Kerim Alajbegovic hat gute Erinnerungen an Italien. Das bosnische Offensiv-Juwel hat in den Playoffs gegen den großen Favoriten das Ticket für die WM 2026 lösen können und wird im Sommer über den großen Teich fliegen. Der Flieger zurück könnte dann aber ausgerechnet in Richtung Italien abheben. Laut dem italienischen Transfer-Experten Gianluca Di Marzio möchte der 18-Jährige seine Karriere in der Serie A fortsetzen.

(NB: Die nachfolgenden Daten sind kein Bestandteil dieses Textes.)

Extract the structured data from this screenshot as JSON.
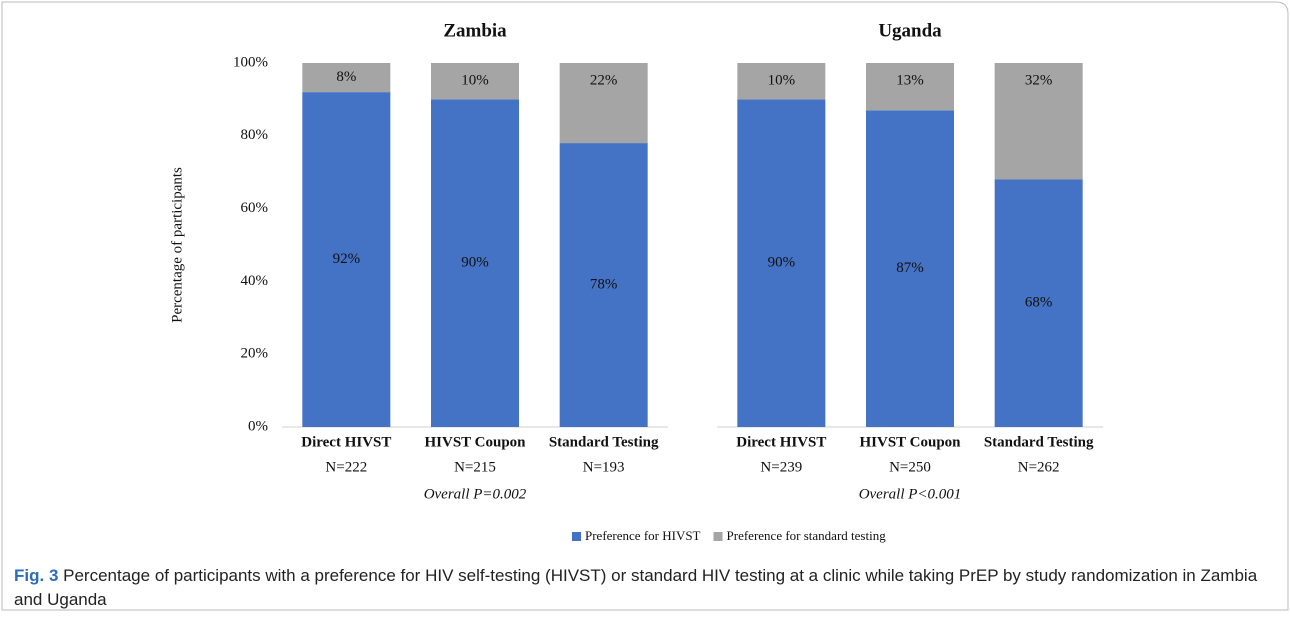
{
  "chart_data": [
    {
      "type": "stacked_bar",
      "title": "Zambia",
      "ylabel": "Percentage of participants",
      "categories": [
        "Direct HIVST",
        "HIVST Coupon",
        "Standard Testing"
      ],
      "category_sublabels": [
        "N=222",
        "N=215",
        "N=193"
      ],
      "annotation": "Overall P=0.002",
      "series": [
        {
          "name": "Preference for HIVST",
          "color": "#4472c4",
          "values": [
            92,
            90,
            78
          ],
          "value_labels": [
            "92%",
            "90%",
            "78%"
          ]
        },
        {
          "name": "Preference for standard testing",
          "color": "#a5a5a5",
          "values": [
            8,
            10,
            22
          ],
          "value_labels": [
            "8%",
            "10%",
            "22%"
          ]
        }
      ],
      "ylim": [
        0,
        100
      ],
      "yticks": [
        {
          "value": 0,
          "label": "0%"
        },
        {
          "value": 20,
          "label": "20%"
        },
        {
          "value": 40,
          "label": "40%"
        },
        {
          "value": 60,
          "label": "60%"
        },
        {
          "value": 80,
          "label": "80%"
        },
        {
          "value": 100,
          "label": "100%"
        }
      ]
    },
    {
      "type": "stacked_bar",
      "title": "Uganda",
      "categories": [
        "Direct HIVST",
        "HIVST Coupon",
        "Standard Testing"
      ],
      "category_sublabels": [
        "N=239",
        "N=250",
        "N=262"
      ],
      "annotation": "Overall P<0.001",
      "series": [
        {
          "name": "Preference for HIVST",
          "color": "#4472c4",
          "values": [
            90,
            87,
            68
          ],
          "value_labels": [
            "90%",
            "87%",
            "68%"
          ]
        },
        {
          "name": "Preference for standard testing",
          "color": "#a5a5a5",
          "values": [
            10,
            13,
            32
          ],
          "value_labels": [
            "10%",
            "13%",
            "32%"
          ]
        }
      ],
      "ylim": [
        0,
        100
      ]
    }
  ],
  "legend_position": "bottom",
  "caption": {
    "label": "Fig. 3",
    "text": "Percentage of participants with a preference for HIV self-testing (HIVST) or standard HIV testing at a clinic while taking PrEP by study randomization in Zambia and Uganda"
  }
}
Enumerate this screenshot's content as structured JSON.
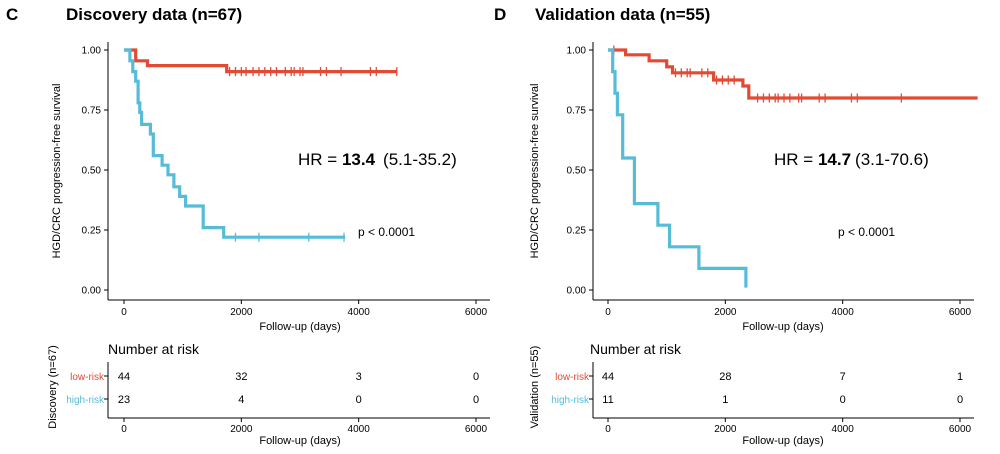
{
  "colors": {
    "low_risk": "#E24A33",
    "high_risk": "#56BCD8"
  },
  "panels": [
    {
      "letter": "C",
      "title": "Discovery data (n=67)",
      "hr_prefix": "HR = ",
      "hr_value": "13.4",
      "hr_ci": "(5.1-35.2)",
      "p_text": "p < 0.0001",
      "risk_title": "Number at risk",
      "risk_ylabel": "Discovery (n=67)",
      "risk_labels": [
        "low-risk",
        "high-risk"
      ],
      "risk_counts": [
        [
          "44",
          "32",
          "3",
          "0"
        ],
        [
          "23",
          "4",
          "0",
          "0"
        ]
      ]
    },
    {
      "letter": "D",
      "title": "Validation data (n=55)",
      "hr_prefix": "HR = ",
      "hr_value": "14.7",
      "hr_ci": "(3.1-70.6)",
      "p_text": "p < 0.0001",
      "risk_title": "Number at risk",
      "risk_ylabel": "Validation (n=55)",
      "risk_labels": [
        "low-risk",
        "high-risk"
      ],
      "risk_counts": [
        [
          "44",
          "28",
          "7",
          "1"
        ],
        [
          "11",
          "1",
          "0",
          "0"
        ]
      ]
    }
  ],
  "chart_data": [
    {
      "type": "line",
      "title": "Discovery data (n=67)",
      "xlabel": "Follow-up (days)",
      "ylabel": "HGD/CRC progression-free survival",
      "xlim": [
        0,
        6000
      ],
      "ylim": [
        0,
        1
      ],
      "x_ticks": [
        "0",
        "2000",
        "4000",
        "6000"
      ],
      "y_ticks": [
        "0.00",
        "0.25",
        "0.50",
        "0.75",
        "1.00"
      ],
      "series": [
        {
          "name": "low-risk",
          "steps": [
            [
              0,
              1.0
            ],
            [
              200,
              1.0
            ],
            [
              200,
              0.955
            ],
            [
              400,
              0.955
            ],
            [
              400,
              0.935
            ],
            [
              1750,
              0.935
            ],
            [
              1750,
              0.91
            ],
            [
              4650,
              0.91
            ]
          ],
          "censors": [
            1800,
            1900,
            2000,
            2080,
            2200,
            2300,
            2400,
            2500,
            2600,
            2750,
            2850,
            2900,
            3000,
            3050,
            3350,
            3450,
            3700,
            4200,
            4300,
            4650
          ]
        },
        {
          "name": "high-risk",
          "steps": [
            [
              0,
              1.0
            ],
            [
              100,
              1.0
            ],
            [
              100,
              0.955
            ],
            [
              150,
              0.955
            ],
            [
              150,
              0.91
            ],
            [
              200,
              0.91
            ],
            [
              200,
              0.87
            ],
            [
              240,
              0.87
            ],
            [
              240,
              0.78
            ],
            [
              270,
              0.78
            ],
            [
              270,
              0.74
            ],
            [
              300,
              0.74
            ],
            [
              300,
              0.69
            ],
            [
              450,
              0.69
            ],
            [
              450,
              0.65
            ],
            [
              500,
              0.65
            ],
            [
              500,
              0.56
            ],
            [
              650,
              0.56
            ],
            [
              650,
              0.52
            ],
            [
              750,
              0.52
            ],
            [
              750,
              0.48
            ],
            [
              850,
              0.48
            ],
            [
              850,
              0.43
            ],
            [
              950,
              0.43
            ],
            [
              950,
              0.39
            ],
            [
              1050,
              0.39
            ],
            [
              1050,
              0.35
            ],
            [
              1350,
              0.35
            ],
            [
              1350,
              0.26
            ],
            [
              1700,
              0.26
            ],
            [
              1700,
              0.22
            ],
            [
              3770,
              0.22
            ]
          ],
          "censors": [
            1900,
            2300,
            3150,
            3750
          ]
        }
      ]
    },
    {
      "type": "line",
      "title": "Validation data (n=55)",
      "xlabel": "Follow-up (days)",
      "ylabel": "HGD/CRC progression-free survival",
      "xlim": [
        0,
        6000
      ],
      "ylim": [
        0,
        1
      ],
      "x_ticks": [
        "0",
        "2000",
        "4000",
        "6000"
      ],
      "y_ticks": [
        "0.00",
        "0.25",
        "0.50",
        "0.75",
        "1.00"
      ],
      "series": [
        {
          "name": "low-risk",
          "steps": [
            [
              0,
              1.0
            ],
            [
              300,
              1.0
            ],
            [
              300,
              0.98
            ],
            [
              700,
              0.98
            ],
            [
              700,
              0.955
            ],
            [
              1000,
              0.955
            ],
            [
              1000,
              0.93
            ],
            [
              1100,
              0.93
            ],
            [
              1100,
              0.905
            ],
            [
              1800,
              0.905
            ],
            [
              1800,
              0.875
            ],
            [
              2300,
              0.875
            ],
            [
              2300,
              0.85
            ],
            [
              2400,
              0.85
            ],
            [
              2400,
              0.8
            ],
            [
              6300,
              0.8
            ]
          ],
          "censors": [
            100,
            1150,
            1250,
            1350,
            1400,
            1600,
            1700,
            1850,
            1950,
            2050,
            2150,
            2550,
            2650,
            2750,
            2850,
            2900,
            3000,
            3100,
            3250,
            3300,
            3600,
            3700,
            4150,
            4250,
            5000
          ]
        },
        {
          "name": "high-risk",
          "steps": [
            [
              0,
              1.0
            ],
            [
              80,
              1.0
            ],
            [
              80,
              0.91
            ],
            [
              120,
              0.91
            ],
            [
              120,
              0.82
            ],
            [
              160,
              0.82
            ],
            [
              160,
              0.73
            ],
            [
              250,
              0.73
            ],
            [
              250,
              0.55
            ],
            [
              450,
              0.55
            ],
            [
              450,
              0.36
            ],
            [
              850,
              0.36
            ],
            [
              850,
              0.27
            ],
            [
              1050,
              0.27
            ],
            [
              1050,
              0.18
            ],
            [
              1550,
              0.18
            ],
            [
              1550,
              0.09
            ],
            [
              2350,
              0.09
            ],
            [
              2350,
              0.01
            ]
          ],
          "censors": []
        }
      ]
    }
  ]
}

Alajbegovic hat sich unter anderem mit seiner starken Leistung im Duell mit den Italienern einen guten Ruf erarbeitet und soll bereits mit drei Vereinen Kontakt aufgenommen haben. Dabei handelt es sich um die Top-Klubs Inter Mailand, SSC Neapel und AS Rom. Der bosnische Nationalspieler wird von Ex-Juve-Star Miralem Pjanic vertreten, der natürlich exzellente Kontakte in der Serie A hat.
Eigentlich kommt Alajbegovic aus der Jugend von Bayer 04 Leverkusen, wo er sich jedoch noch nicht bei den Profis durchsetzen konnte und im vergangenen Sommer für zwei Millionen Euro zu RB Salzburg wechselte. Dort befindet sich der Youngster mit zwölf Toren und vier Assists in 39 Pflichtspielen in seiner Break-out-Season. Der gebürtige Kölner zeigte sich zudem im bosnischen Trikot nervenstark, indem er sowohl gegen Wales als auch gegen Italien seine Elfmeter verwandelte.
Zunächst wird Alajbegovic im WM-Sommer nach Leverkusen zurückkehren, da die Werkself von einer Rückkaufklausel in Höhe von acht Millionen Euro Gebrauch gemacht hat. Verwunderlich ist das natürlich nicht, wenn man bedenkt, dass der Angreifer inzwischen einen geschätzten Marktwert von 15 Millionen Euro besitzt.
Seine Zukunft soll Alajbegovic allerdings selbst nicht in Leverkusen sehen, da man dort nicht an ihn geglaubt und ihn lieber abgegeben habe. Der wohl gewünschte Italien-Wechsel kann aber natürlich nur stattfinden, wenn die Werkself da auch mitspielt. Grundsätzlich könnte man den jungen Bosnier natürlich auch selbst sehr gut gebrauchen.
Einige Offensiv-Deals aus dem Sommer haben schließlich nur mäßig funktioniert, denken wir beispielsweise an Eliesse Ben Seghir oder an Claudio Echeverri, dessen Leihe bereits abgebrochen wurde. Die Konkurrenz auf dem Flügel, wo Alajbegovic' Parade-Rolle liegt, ist definitiv nicht so stark, als dass er bei Bayer 04 keine Chance hätte.